September 15, 2014 – 20 Elul 5774

For the last thirty years save one when we were in Israel, I have traveled to New York to daven at the grave of my father a”h before Rosh Hashanah. It is a widespread minhag (custom) in the Jewish world and Jews of all types, Ashkenazic, Sephardic, observant and less observant visit the graves of their beloved and pray there before the onset of the High Holiday days. This year the logistics of my visit were necessarily complicated by my need for minyanim to say kaddish. After considering various options we decided to go to New York for Shabbos and visit with our son Nachum, his wife Jen and our two grandchildren Kate and Gabe. It was a wonderful and most enjoyable Shabbos. We davened in Rabbi Golden’s shul, Ahavat Torah, an extremely large shul with many minyanim and an absolutely enormous and exquisite building.

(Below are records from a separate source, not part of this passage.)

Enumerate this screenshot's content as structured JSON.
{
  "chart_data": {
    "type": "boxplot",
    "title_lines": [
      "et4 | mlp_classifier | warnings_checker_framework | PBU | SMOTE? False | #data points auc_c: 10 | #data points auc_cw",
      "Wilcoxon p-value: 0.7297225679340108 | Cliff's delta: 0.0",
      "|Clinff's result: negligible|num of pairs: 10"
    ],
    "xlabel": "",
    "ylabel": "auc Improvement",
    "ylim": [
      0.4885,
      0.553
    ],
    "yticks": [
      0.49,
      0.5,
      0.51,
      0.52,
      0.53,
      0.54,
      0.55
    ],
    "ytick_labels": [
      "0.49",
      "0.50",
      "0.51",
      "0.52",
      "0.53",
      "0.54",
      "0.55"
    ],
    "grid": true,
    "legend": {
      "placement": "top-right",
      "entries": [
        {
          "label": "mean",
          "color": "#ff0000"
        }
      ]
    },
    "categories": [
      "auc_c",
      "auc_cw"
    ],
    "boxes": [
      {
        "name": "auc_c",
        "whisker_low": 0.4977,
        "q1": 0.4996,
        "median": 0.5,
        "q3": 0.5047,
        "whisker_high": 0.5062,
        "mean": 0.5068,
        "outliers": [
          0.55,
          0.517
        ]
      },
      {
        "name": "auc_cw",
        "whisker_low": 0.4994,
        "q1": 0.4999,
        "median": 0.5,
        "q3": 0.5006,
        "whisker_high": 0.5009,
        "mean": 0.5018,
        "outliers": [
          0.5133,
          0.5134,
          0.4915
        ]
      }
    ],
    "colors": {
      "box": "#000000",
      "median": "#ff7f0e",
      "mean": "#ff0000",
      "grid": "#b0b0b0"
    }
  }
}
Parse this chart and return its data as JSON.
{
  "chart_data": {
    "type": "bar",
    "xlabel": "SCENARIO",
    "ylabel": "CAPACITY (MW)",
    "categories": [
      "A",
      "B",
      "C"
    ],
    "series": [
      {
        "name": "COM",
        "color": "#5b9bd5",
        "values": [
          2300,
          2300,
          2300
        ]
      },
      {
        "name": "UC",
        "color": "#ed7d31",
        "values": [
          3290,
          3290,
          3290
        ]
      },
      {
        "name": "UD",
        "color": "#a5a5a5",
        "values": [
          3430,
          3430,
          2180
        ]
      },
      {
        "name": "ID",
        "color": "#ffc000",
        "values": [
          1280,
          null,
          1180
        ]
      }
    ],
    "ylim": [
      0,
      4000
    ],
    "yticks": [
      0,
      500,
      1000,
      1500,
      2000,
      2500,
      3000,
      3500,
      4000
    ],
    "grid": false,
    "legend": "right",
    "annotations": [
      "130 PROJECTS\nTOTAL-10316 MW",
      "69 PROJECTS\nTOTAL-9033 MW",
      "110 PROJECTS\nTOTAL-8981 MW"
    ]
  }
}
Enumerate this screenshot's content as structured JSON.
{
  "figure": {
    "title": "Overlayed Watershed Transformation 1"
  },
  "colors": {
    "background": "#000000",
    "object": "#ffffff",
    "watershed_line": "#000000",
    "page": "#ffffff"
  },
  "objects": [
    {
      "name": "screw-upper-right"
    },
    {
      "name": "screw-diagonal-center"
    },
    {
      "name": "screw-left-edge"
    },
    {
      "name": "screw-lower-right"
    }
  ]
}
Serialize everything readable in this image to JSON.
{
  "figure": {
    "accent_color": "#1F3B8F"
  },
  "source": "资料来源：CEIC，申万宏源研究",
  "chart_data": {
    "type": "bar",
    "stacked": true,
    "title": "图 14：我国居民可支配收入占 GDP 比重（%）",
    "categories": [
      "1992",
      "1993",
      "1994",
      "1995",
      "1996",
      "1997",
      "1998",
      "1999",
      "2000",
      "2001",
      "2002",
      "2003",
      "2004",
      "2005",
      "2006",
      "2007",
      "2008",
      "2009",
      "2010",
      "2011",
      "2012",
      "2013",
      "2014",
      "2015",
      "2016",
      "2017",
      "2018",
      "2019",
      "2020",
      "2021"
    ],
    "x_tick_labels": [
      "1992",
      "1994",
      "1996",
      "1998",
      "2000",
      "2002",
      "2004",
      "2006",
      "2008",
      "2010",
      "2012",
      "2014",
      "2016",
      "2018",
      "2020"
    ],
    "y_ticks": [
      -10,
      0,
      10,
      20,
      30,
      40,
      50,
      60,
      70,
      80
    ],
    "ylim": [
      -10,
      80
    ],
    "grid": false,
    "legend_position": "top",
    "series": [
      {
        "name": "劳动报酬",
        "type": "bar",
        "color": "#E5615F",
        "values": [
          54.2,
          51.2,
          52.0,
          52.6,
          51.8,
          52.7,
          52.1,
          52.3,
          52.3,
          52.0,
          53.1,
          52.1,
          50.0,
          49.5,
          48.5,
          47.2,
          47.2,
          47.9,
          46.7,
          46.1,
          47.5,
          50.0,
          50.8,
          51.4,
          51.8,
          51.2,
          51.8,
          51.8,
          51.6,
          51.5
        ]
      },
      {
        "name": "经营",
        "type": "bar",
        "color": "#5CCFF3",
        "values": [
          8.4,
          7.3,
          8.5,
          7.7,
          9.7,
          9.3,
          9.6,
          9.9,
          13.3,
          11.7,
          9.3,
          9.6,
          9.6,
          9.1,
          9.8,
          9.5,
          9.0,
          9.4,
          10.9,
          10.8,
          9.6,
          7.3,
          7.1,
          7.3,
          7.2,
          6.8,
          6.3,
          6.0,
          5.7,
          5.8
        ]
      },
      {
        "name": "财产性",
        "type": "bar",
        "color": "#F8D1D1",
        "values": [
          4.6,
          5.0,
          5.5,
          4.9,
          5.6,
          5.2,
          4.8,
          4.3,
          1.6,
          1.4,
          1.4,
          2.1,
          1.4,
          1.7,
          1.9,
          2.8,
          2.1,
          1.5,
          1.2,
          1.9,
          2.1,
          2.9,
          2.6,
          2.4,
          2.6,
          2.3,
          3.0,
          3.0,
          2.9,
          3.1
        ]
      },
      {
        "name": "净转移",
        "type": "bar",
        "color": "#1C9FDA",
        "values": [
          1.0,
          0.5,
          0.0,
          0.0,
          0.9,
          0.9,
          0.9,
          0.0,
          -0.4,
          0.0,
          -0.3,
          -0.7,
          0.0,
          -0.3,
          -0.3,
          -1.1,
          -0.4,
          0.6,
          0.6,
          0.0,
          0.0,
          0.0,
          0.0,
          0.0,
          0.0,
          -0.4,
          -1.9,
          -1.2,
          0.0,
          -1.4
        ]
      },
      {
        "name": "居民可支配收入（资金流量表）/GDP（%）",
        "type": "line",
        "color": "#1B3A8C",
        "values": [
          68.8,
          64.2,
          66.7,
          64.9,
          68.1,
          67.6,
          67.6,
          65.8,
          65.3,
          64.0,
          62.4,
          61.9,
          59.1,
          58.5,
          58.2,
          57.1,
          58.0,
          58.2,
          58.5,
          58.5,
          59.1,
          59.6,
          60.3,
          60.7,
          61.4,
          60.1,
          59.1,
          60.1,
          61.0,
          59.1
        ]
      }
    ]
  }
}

Sunday morning I began what would be a very long and stressful day at the 7am minyan in Ahavat Torah held in an absolutely beautiful beis medrash.


At about 9 am we drove to visit my in laws in Lawrence, where Marilyn remained while I left for the cemetery. First, I drove to the New Montefiore Cemetery on Long Island where my parents are buried. It was the first time I was there since my mother’s funeral in May. Suffice it to say it was draining. In one respect, however, it was “comforting” to see my mother and father resting side by side, reunited after thirty years of separation due to my father’s death in 1985. My parents had an incredible marriage and my mother never recovered from the loss of my father. Each visit to the cemetery with her was difficult, to say the least; so much so that after several years I began going to the cemetery alone.


After saying tehlim at my parents’ graves I recited tehilim at my grandmother, Reva Love’s a”h kever. My grandmother raised me. Her love was unconditional and every time I stand before her grave I feel her love all over again.


During shiva for my mother I learned for the very first time that my father’s parents are buried in the Montefiore Cemetery in Queens. On the web I was able to find the exact location of their graves. After concluding at my parents’ kevoros I drove to Queens to daven at the graves of my paternal grandparents. I never knew these grandparents. My grandmother Esther Chana Lifschitz died many years before I was born. My zaidi Reb Nochom Lifschitz zt”l died when I was two years old and I have no recollection of him. He learned in Slobodka and was a great talmid chochom (torah scholar). When I was a teenager my father was willing to take me with him to his parents’ kevoros before Rosh Hashanah but my mother would hear nothing of it. She did not think it appropriate for children to go to a cemetery while their parents were alive. So I never went – until yesterday.

I arrived at the cemetery thanks to Waze and began to search for the graves. After a half an hour of searching in the poorly marked old section of the cemetery, I found their graves. For the first time in my life I met my paternal grandparents.

I recited tehilim for a while and then it was time to leave and search for a mincha minyan. I needed to daven mincha in New York before we began the drive back and I needed to get back no later than 10pm so that I could get the last maariv minyan in Silver Spring. I was hopeful but stressed that the logisitics and traffic would cooperate. After a few phone calls to my father in law I learned that there was a 2 pm mincha in a kosher supermarket, Brachs. I drove straight there only to be told that there is no mincha minyan in the store on Sunday. Determined to find a minyan, I recalled my father in law mentioning that there was a minyan in one of the seforim (Jewish bookstores) on Central Avenue in Cedarhurst. I drove to Central Avenue and went “door to door” until I found a store, Judiaca Plus, that had a minyan at 3 pm. And that is where I ended up davening. At a little after 3pm they shut the music off, made an announcement that mincha would be held in the back of the store in between the book shelves, took out a box with sidurim and a few pushkas and asked if there was a chiyuv (mourner) present. Since I was the only chiyuv (mourner) I was given the amud (to lead the service). I assumed that they would make a “heicha kedusha” but was quickly told no – they repeat the shemonah esrei in this back of the store minyan. And so I davened for the amud together with 15 others and upon concluding sighed a sigh of relief that mincha was accomplished. Now all I needed to do was drive home and catch the last maariv minyan at 10pm.


For once there was no traffic on the Turnpike. We arrived home at about 9 pm with an hour to spare before maariv. We eat a quick dinner and while Mrilyn went off to bed I went to the yeshiva to daven maariv.

At 10:30 pm I returned home and concluded my long day of mourning and saying kaddish.